Freier Warenverkehr

1.
Die Idee, dass alle Waren innerhalb der Union ungehindert zirkulieren können, stand am Anfang des europäischen Einigungsprozesses. Der f. W. stellt eine der sog. vier Grundfreiheiten dar und ist damit ein wichtiges Instrument zur Verwirklichung des Binnenmarktes. Nach Art. 26 ff. AEUV gehört zum f. W.


die Zollunion mit dem Verbot von Ein- und Ausfuhrzöllen und Abgaben gleicher Wirkung (Art. 28 AEUV),


die Zusammenarbeit im Zollwesen (Art. 33 AEUV) und


das Verbot mengenmäßiger Ein- und Ausfuhrbeschränkungen sowie Maßnahmen gleicher Wirkung (Art. 34 ff. AEUV).

2.
Exportbeschränkungen und Kontingentierungen sind im Binnenmarkt selten. In der juristischen Praxis steht daher die Frage im Vordergrund, wann die in der EU weiterhin zahlreichen nicht-tarifären Handelshemmnisse (NTB) Maßnahmen gleicher Wirkung wie Einfuhrbeschränkungen darstellen und ob sie ggf. gerechtfertigt sind. Hierzu gibt es eine überbordende Rspr. des EuGH.

a) Nach der Dassonville-Formel ist jede Regelung der Mitgliedstaaten, die geeignet ist, den innergemeinschaftlichen Handel unmittelbar oder mittelbar, tatsächlich oder potenziell zu behindern, eine Maßnahme gleicher Wirkung. Dies erfasst nicht nur offene, sondern auch versteckte Diskriminierungen, denn grundsätzl. dürfen alle Waren, die in einem Mitgliedstaat legal hergestellt werden, so auch in allen anderen Mitgliedstaaten vertrieben werden (Cassis-Formel). Auch das deutsche Reinheitsgebot für Bier wurde vom EuGH aus diesen Gründen als unzulässige Einfuhrbeschränkung verworfen (Urt. v. 12. 3. 1987, 178/84, Slg. 1227). Unzulässig sind allerdings nur produktbezogene Maßnahmen der Mitgliedstaaten. Vertriebsbezogene Beschränkungen, so der EuGH in Keck & Mithouard, verstoßen nicht gegen Art. & Mithouard, verstoßen nicht gegen Art. 34 AEUV.

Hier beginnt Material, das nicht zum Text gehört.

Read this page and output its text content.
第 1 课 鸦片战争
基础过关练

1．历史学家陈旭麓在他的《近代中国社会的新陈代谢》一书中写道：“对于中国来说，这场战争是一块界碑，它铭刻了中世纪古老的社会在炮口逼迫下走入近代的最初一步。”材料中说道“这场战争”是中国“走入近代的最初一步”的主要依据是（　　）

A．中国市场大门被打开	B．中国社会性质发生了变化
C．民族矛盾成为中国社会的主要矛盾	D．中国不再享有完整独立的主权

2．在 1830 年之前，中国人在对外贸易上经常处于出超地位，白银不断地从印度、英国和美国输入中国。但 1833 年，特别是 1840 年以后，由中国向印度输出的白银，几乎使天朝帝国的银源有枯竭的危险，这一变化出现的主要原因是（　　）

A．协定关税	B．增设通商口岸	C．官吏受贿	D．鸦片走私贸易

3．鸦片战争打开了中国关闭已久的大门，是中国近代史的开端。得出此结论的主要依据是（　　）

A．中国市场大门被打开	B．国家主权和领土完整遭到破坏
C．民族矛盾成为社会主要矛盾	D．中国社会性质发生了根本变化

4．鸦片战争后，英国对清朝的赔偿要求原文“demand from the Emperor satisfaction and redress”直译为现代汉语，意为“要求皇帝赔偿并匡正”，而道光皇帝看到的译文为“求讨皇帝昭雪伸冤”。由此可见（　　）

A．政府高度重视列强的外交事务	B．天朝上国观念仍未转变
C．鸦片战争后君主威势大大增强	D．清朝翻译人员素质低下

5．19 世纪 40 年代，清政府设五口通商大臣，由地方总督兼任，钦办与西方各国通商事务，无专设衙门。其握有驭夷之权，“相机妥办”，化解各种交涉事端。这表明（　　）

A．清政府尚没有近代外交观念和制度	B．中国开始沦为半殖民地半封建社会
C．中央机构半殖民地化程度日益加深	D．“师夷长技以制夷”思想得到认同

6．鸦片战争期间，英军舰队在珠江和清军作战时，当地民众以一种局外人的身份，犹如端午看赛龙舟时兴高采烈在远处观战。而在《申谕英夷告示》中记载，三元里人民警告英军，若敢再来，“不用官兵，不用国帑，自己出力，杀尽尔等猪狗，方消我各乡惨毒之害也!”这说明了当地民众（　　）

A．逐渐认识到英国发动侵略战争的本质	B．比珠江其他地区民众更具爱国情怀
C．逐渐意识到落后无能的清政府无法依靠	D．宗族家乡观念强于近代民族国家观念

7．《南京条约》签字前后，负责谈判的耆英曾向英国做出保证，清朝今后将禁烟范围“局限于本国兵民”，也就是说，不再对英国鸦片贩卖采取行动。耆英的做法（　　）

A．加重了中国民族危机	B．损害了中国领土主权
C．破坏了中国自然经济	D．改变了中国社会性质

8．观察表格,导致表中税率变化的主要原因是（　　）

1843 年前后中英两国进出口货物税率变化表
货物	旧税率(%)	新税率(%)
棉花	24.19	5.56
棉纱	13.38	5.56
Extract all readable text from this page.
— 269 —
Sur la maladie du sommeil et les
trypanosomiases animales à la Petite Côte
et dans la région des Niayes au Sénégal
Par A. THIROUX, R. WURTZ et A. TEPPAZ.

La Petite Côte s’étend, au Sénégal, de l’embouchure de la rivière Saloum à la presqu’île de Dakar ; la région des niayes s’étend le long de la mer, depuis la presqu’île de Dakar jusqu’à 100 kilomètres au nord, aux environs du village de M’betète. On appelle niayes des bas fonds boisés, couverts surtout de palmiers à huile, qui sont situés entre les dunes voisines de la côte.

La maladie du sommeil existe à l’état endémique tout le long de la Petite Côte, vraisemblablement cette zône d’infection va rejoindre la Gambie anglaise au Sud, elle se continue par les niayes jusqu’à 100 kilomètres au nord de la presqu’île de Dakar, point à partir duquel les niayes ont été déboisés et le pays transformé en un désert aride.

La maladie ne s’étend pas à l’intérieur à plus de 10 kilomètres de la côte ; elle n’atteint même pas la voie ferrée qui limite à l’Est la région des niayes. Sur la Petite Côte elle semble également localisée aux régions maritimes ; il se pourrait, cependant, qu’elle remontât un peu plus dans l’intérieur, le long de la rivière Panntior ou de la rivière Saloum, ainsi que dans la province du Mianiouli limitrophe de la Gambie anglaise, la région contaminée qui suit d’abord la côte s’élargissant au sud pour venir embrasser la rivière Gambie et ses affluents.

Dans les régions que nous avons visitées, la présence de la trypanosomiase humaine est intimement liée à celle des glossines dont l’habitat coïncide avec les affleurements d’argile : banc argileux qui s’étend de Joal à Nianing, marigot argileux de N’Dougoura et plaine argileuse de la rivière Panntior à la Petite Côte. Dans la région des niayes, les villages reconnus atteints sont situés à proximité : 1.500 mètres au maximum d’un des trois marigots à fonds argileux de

b) Beschränkungen des f. W. können nach Art. 36 AEUV ausnahmsweise gerechtfertigt sein aus Gründen der öffentlichen Sittlichkeit, Ordnung und Sicherheit, zum Schutze der Gesundheit und des Lebens von Menschen, Tieren oder Pflanzen, des nationalen Kulturguts oder des gewerblichen und kommerziellen Eigentums. Weitere Rechtfertigungsgründe ergeben sich aus der Cassis-Entscheidung, etwa steuerliche Kontrollmöglichkeiten, Lauterkeit des Handelsverkehrs, Verbraucherschutz, Medienvielfalt etc. Danach gerechtfertigte Beschränkungen des f. W. müssen aber immer dem unionsrechtlichen Verhältnismäßigkeitsgrundsatz (Art. 5 Nr. 4 EUV) genügen und dürfen nicht diskriminierend sein.